Resilient Communications, Powered Exoskeleton, Software Making Software, and Disinformation Resources

By Nat Torkington
  1. disaster.radioa disaster-resilient communications network powered by the sun. More specifically, a solar-powered LoRa-connected box running Scuttlebutt and other software. Still a WIP. I’m not sure about the choice of LoRa, though—the throughput isn’t great.
  2. Powered Exoskeleton (IEEE Spectrum) — and the demo heavy object to carry is a missile. Of course.
  3. The Road to Software 2.0 — the idea that software’s going to profoundly change how we develop software. Most companies don’t have the AI expertise to implement Karpathy’s vision. Traditional programming is well understood. Training models isn’t well understood yet, at least not within companies that haven’t already invested significantly in technology (in general) or AI (in particular). Nor are building data pipelines and deploying ML systems well understood. The companies that are systematizing how they develop ML and AI applications are companies that already have advanced AI practices.
  4. The ComProp Navigator (Oxford University) — an online resource guide for civil society groups looking to better deal with the problem of disinformation.

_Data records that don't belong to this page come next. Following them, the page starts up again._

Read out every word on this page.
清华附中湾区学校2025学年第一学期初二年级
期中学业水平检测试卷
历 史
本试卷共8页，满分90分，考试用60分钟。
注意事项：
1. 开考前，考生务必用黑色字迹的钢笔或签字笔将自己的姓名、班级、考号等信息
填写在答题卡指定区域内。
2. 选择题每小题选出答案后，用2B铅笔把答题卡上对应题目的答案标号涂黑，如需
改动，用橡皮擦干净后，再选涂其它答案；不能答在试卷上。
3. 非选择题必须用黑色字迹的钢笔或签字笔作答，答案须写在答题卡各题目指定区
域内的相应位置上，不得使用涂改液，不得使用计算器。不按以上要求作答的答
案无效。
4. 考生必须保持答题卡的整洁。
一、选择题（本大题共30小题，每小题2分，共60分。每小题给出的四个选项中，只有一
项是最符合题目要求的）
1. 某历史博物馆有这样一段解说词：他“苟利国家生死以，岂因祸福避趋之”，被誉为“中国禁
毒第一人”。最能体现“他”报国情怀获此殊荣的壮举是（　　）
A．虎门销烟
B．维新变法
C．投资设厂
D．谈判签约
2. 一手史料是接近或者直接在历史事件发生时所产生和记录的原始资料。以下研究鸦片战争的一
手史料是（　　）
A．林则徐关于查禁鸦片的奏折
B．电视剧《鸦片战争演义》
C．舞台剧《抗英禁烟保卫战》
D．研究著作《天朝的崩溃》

Four short links: 10 December 2019

By Nat Torkington
  1. The Hidden Worries of Facial Recognition Technology — excellent post by Tsinghua Professor Lao Dongyan, questioning Chinese authorities’ plans to put facial recognition into the Beijing subway, with some great rebuttals to common objections. First, some people may think that I am overthinking it, and I cannot appreciate and thank the government, as a father figure, for its protection and kindness. I can only say: forgive me, but I cannot accept this type of kindness.
  2. A Framework for Regulating Competition on the Internet (Ben Thompson) — an interesting framework, where regulators and aggregators are differentiated. Platforms are the most powerful economic and innovation engines in technology: they create the possibility for products that never existed previously and are the foundation for huge amounts of innovation. It is in the interest of society that there be more and larger platforms, not fewer and smaller. [… For aggregators,] regulatory priorities should be the opposite of platforms: given that aggregator power comes from controlling demand, regulators should look at the acquisition of other potential aggregators with extreme skepticism. At the same time, whatever an aggregator chooses to do on its own site or app is less important, because users and third parties can always go elsewhere, and if they don’t, that is because they are satisfied.
  3. Failure Modes in Machine Learning (Microsoft) — excellent round up of intentional failures (perturbation attack, poisoning attack, model inversion, membership inference, model stealing, reprogramming ML system, adversarial example in the physical domain, malicious ML provider recovering training data, attacking the ML supply chain, backdoor ML, and exploit software dependencies) and unintentional failures (reward hacking, side effects, distributional shifts, natural adversarial examples, common corruption, and incomplete testing). (via BoingBoing)
  4. O(n^2) (Bruce Dawson)– Dawson’s first law of computing: O(n^2) is the sweet spot of badly scaling algorithms: fast enough to make it into production, but slow enough to make things fall down once it gets there. [After some debugging work,] I found that WinMgmt.exe was executing roughly a branch instruction per cycle which meant that the loop (which I already knew was consuming most of the CPU time) was running extremely quickly, and the slowness was because it was executing hundreds of billions of times.